If you were a frequent viewer of Top Gear in its Clarkson/Hammond/May era, there is a particular laugh you will be very familiar with: the combined hoot and exclamation that the three of them, and Clarkson especially, would engage in when driving a fast car around a bend. It was a sort of ‘WOOOOwraghhhahahaha’, designed to convey both sheer delight at being alive and a certain manly pride in being able to extract such a feeling from a motor vehicle. It was a performance.

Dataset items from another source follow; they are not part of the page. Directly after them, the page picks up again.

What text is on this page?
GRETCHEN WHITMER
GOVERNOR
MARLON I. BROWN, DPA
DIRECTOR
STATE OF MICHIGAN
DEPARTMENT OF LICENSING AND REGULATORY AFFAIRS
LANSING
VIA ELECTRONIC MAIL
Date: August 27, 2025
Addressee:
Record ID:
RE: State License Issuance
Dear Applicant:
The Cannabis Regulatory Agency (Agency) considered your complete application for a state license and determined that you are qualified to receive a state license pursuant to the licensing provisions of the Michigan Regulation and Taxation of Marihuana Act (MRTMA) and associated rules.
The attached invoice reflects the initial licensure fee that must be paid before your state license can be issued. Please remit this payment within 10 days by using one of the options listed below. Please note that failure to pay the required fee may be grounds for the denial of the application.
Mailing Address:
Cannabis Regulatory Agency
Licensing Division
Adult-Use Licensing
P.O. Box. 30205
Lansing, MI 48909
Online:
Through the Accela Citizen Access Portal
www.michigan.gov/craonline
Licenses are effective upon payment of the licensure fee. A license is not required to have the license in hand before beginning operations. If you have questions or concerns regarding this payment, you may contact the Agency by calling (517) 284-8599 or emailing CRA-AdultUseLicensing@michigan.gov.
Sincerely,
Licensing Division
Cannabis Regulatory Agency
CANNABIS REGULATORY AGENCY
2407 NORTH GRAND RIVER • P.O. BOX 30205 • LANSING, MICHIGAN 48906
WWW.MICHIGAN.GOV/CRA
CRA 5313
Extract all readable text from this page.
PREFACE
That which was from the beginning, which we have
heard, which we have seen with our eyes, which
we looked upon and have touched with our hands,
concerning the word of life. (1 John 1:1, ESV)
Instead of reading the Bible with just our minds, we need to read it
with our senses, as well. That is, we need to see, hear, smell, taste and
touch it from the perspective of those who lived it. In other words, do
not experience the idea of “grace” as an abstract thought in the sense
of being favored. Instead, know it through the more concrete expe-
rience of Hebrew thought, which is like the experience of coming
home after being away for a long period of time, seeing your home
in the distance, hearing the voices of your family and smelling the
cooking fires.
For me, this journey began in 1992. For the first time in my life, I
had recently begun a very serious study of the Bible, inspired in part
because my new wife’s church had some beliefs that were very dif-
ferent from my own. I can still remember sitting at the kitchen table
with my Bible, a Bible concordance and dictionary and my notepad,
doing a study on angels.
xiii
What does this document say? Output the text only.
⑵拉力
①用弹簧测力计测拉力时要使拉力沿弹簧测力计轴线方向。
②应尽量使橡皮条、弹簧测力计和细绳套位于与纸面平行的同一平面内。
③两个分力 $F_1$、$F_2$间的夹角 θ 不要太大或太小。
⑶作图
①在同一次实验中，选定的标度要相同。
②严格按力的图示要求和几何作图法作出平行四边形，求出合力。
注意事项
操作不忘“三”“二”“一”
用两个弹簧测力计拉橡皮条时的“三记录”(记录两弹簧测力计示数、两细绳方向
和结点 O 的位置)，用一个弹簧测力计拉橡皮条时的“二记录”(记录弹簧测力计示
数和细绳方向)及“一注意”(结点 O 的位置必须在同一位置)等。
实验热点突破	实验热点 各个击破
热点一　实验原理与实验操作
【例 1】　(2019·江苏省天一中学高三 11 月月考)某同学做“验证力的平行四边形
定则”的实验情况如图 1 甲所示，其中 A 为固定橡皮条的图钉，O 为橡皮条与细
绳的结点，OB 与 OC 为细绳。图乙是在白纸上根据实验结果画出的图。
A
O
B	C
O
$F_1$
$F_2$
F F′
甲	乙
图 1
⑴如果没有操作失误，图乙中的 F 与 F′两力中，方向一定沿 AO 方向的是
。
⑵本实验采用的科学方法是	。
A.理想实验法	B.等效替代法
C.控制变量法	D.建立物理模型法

At the end of each song that the Cambridgeshire doom-metal band Uncle Acid & the Deadbeats played at the gorgeous Ally Pally theatre – a much smaller room at the east end of the building – I tried to see if the Top Gear lads were really sitting behind me, because their reactions to the songs certainly suggested it. ‘Nice bit of space rock there!’ ‘Digging deep on that one!’ ‘Wow. Never seen Kev play a Strat live before!’ All prefaced by a ‘WOOOOwraghhhahahaha!’
The band did rather invite that kind of reaction: they were performing the entirety of their most recent album, Nell’ Ora Blu, which isn’t so much an imaginary film soundtrack as a wholesale recreation of the 1970s sound of Italian giallo cinema, complete with voiceovers from luminaries such as Franco Nero. Though much of the crowd had come dressed for a Black Sabbath gig, they didn’t get one.
It was every bit as much a reimagining of a past as Timothée Chalomet snarling ‘Play it loud’ in A Complete Unknown, and rather invited comparison to a Sealed Knot reenactment of the Battle of Marston Moor.